Gently heat 3 Tbs. of the oil in a 12-inch skillet over medium heat. Add the anchovies and mash them into the oil with the back of a spoon until nearly dissolved. Turn the heat to low, add the garlic, and cook until softened but not browned, 3 to 4 minutes. Remove from the heat. Add the drained tomato strips, the orange and lemon segments (with the zest and juice), and the olives to the pan. Toss very gently to warm through, being careful not to break up the citrus segments. Season to taste with salt and pepper. Transfer to a serving bowl and keep warm.

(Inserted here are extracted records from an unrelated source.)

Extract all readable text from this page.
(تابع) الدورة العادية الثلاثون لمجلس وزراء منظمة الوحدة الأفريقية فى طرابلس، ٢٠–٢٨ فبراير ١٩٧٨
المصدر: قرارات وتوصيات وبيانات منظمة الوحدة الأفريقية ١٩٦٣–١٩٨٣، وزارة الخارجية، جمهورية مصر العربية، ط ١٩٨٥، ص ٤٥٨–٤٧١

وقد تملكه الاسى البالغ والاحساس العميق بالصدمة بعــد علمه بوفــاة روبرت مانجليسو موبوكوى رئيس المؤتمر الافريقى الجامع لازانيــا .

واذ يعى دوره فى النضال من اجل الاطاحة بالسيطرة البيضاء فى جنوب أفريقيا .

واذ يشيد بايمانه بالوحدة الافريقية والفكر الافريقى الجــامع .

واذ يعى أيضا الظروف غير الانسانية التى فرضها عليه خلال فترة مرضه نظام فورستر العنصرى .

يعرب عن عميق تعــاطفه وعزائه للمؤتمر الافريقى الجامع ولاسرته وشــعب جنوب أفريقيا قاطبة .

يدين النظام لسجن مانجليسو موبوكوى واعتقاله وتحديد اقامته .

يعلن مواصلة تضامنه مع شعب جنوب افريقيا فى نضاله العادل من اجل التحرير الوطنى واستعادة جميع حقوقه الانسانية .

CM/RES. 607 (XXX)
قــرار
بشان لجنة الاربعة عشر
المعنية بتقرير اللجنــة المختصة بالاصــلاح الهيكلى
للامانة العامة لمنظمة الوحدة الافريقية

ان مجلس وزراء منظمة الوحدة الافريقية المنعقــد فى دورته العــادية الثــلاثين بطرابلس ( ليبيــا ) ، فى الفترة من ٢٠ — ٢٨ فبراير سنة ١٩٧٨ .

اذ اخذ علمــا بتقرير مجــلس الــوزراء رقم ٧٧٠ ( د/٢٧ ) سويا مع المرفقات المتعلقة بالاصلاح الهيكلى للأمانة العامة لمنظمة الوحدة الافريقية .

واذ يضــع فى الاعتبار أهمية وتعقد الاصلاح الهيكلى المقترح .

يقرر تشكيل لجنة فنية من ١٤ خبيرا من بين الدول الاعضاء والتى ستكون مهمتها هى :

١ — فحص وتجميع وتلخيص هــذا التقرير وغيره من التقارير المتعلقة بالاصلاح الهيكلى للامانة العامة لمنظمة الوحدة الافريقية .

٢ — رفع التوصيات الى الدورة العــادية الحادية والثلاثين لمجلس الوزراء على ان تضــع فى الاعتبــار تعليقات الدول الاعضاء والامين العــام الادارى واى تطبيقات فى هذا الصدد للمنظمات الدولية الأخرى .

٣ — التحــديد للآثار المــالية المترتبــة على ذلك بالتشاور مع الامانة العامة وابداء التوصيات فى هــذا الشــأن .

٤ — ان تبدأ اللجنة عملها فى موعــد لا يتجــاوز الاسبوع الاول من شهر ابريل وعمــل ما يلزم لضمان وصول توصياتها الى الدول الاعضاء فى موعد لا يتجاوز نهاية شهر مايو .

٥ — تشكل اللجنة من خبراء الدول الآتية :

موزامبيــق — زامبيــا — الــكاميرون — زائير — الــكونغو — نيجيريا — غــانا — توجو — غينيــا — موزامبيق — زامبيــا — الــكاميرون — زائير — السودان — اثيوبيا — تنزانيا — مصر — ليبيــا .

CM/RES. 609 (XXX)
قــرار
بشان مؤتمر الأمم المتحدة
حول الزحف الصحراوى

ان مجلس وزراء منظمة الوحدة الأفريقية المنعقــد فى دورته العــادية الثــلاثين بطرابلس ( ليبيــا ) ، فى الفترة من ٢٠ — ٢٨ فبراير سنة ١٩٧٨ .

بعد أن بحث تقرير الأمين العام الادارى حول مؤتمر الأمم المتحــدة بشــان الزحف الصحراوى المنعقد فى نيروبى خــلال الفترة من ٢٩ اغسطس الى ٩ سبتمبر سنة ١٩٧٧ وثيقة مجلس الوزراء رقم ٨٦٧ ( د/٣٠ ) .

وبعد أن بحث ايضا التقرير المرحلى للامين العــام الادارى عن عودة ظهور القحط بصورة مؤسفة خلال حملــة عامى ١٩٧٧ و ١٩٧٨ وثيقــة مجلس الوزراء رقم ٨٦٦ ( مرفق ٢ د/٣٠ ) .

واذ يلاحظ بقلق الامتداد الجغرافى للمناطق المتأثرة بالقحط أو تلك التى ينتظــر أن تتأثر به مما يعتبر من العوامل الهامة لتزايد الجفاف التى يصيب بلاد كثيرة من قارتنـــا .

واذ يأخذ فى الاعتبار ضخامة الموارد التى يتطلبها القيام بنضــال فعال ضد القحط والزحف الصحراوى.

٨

Wipe out the skillet, set it over medium-high heat, and pour in the remaining 2 Tbs. oil. Generously salt the tuna steaks on both sides. Working in batches if necessary, sear the steaks, pressing on them while cooking to help a crust develop, until golden brown, 2 to 3 minutes. Flip the tuna and continue to cook until golden brown, another 2 to 3 minutes for medium rare to medium. Transfer the tuna to dinner plates and serve with the warm citrus sauce.